Husband's sweater is officially on hold. Hopefully just for a little while. At Thanksgiving, I held what I had done up to one of his favorite store-bought sweaters and discovered that the sleeves I have made (which I have done FOUR TIMES already) are about 2 inches narrower than the sleeves of the sweater he likes. Meaning... he thinks they will probably be too tight, and he won't wear the sweater. No amount of explaining to Husband that he chose a tight skinny sweater pattern and the sleeves are supposed to be like that will convince him that this sweater is actually turning out the way it should. So more fitting is needed. I may have to do the sleeves over again. I may have to make him choose an entirely different pattern and start over completely. We'll see when he comes home for Christmas and tries on the sleeves I've knit so far.
Seriously, at this rate, I'm just going to go to J. Crew and buy him more damn sweaters. Sigh. Can this marriage be saved?*
Not just regarding the sweater, I've been doing a lot of thinking about mistakes lately. Specifically, about making mistakes when knitting. I am the kind of knitter who will rip out inches and inches and inches of knitting -- hours and hours of work -- if I realize I've made even a tiny mistake somewhere down the line. Some of my knitting friends give me a good-natured hard time for my insistence on perfection in knitting. I don't mind their teasing, of course. I have always believed the old adage that "a thing worth doing is worth doing well."
The Amish will purposefully knit a mistake into their sweaters (usually a twisted stitch in an underarm right next to a seam so no one can see it anyway, ahem) because only God can make a truly perfect thing. So they deliberately put a mistake in their work. The Persians do this with their rugs, too. Surely there are other groups that do this as well. And I guess I understand where they're coming from -- they consider it an act of reverence/deference to the Creator, in a way. A kind of humility, to acknowledge and accept our own place in the created order.
I appreciate the devotion intended behind this practice, but I also find it a bit presumptuous to assume in the first place that one's work would be perfect without deliberately adding a "mistake." And is it really a mistake if you put it there on purpose?

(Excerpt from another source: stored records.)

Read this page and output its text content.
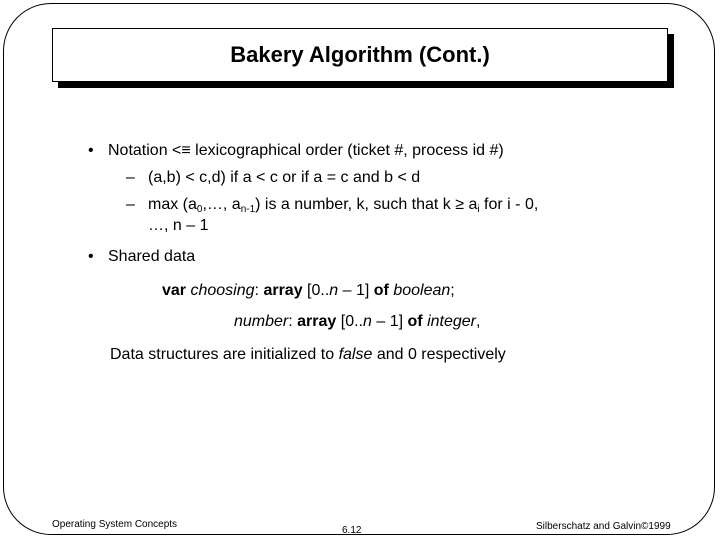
Bakery Algorithm (Cont.)
• Notation <≡ lexicographical order (ticket #, process id #)
– (a,b) < c,d) if a < c or if a = c and b < d
– $\max (a_0,\dots$, $a_{n-1}$) is a number, k, such that $k \ge a_i$ for i - 0,
…, n – 1
• Shared data
var choosing: array [0..n – 1] of boolean;
number: array [0..n – 1] of integer,
Data structures are initialized to false and 0 respectively
Operating System Concepts
6.12	Silberschatz and Galvin©1999
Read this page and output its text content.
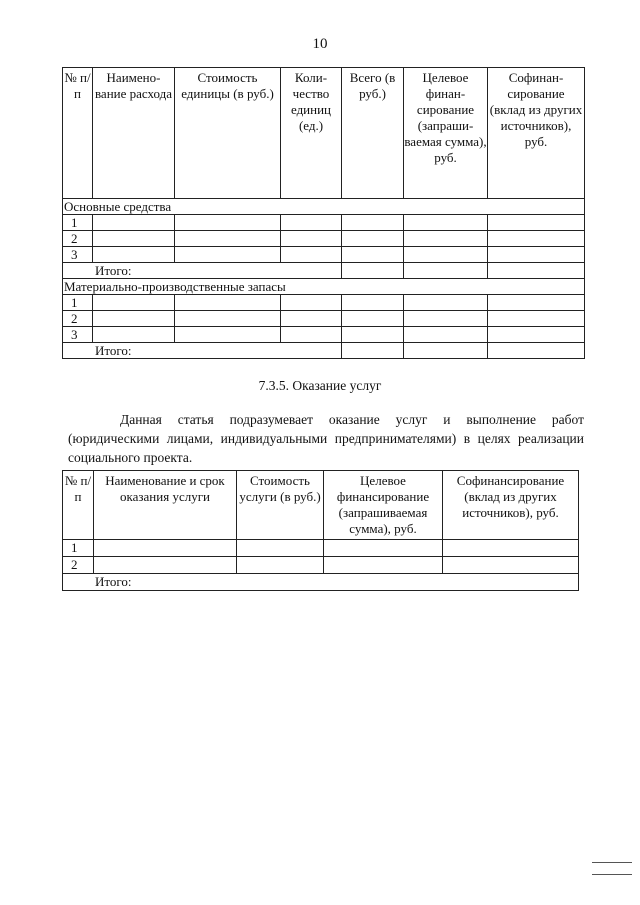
10
№ п/п	Наимено- вание расхода	Стоимость единицы (в руб.)	Коли- чество единиц (ед.)	Всего (в руб.)	Целевое финан- сирование (запраши- ваемая сумма), руб.	Софинан- сирование (вклад из других источников), руб.
Основные средства						
1						
2						
3						
Итого:						
Материально-производственные запасы						
1						
2						
3						
Итого:						
7.3.5. Оказание услуг
Данная статья подразумевает оказание услуг и выполнение работ (юридическими лицами, индивидуальными предпринимателями) в целях реализации социального проекта.
№ п/п	Наименование и срок оказания услуги	Стоимость услуги (в руб.)	Целевое финансирование (запрашиваемая сумма), руб.	Софинансирование (вклад из других источников), руб.
1				
2				
Итого:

I generally assume, particularly with knitting, but also in life in general, that nothing I do will be perfect. Maybe I absorbed just enough Wesleyan theology at that Methodist seminary I attended -- I like the idea of "striving toward perfection," even though we know we will never get there on our own. God's grace both brings us closer to the perfection for which we strive and makes it okay that we never achieve said perfection. Still, the striving is ours. That's what we do. In knitting and in life. So I do the best I can. If there's something to do over -- particularly something as easy as fixing a knitting error -- I should do it. A thing worth doing is worth doing well. Perfect doesn't even enter into it. Meticulous, maybe. But never perfect.
*In case you were wondering, yes, I am turning in to my mother. She used to say this all the time. It's the title of a real-live column from one of those 70s homemaker magazines that used to pile up next to the couch. McCall's or Family Circle or something. They were "gruesome" stories of minor marriage disputes, and it was left to the reader to decide "Can this marriage be saved?" I think the desired implication was that yes, a marriage can always be saved. I'm not sure this is true in every case. In my case, however, the answer is yes. It was always yes in my mother's case, as well. My parents have been married for something like 45 years. I suspect they'll be fine.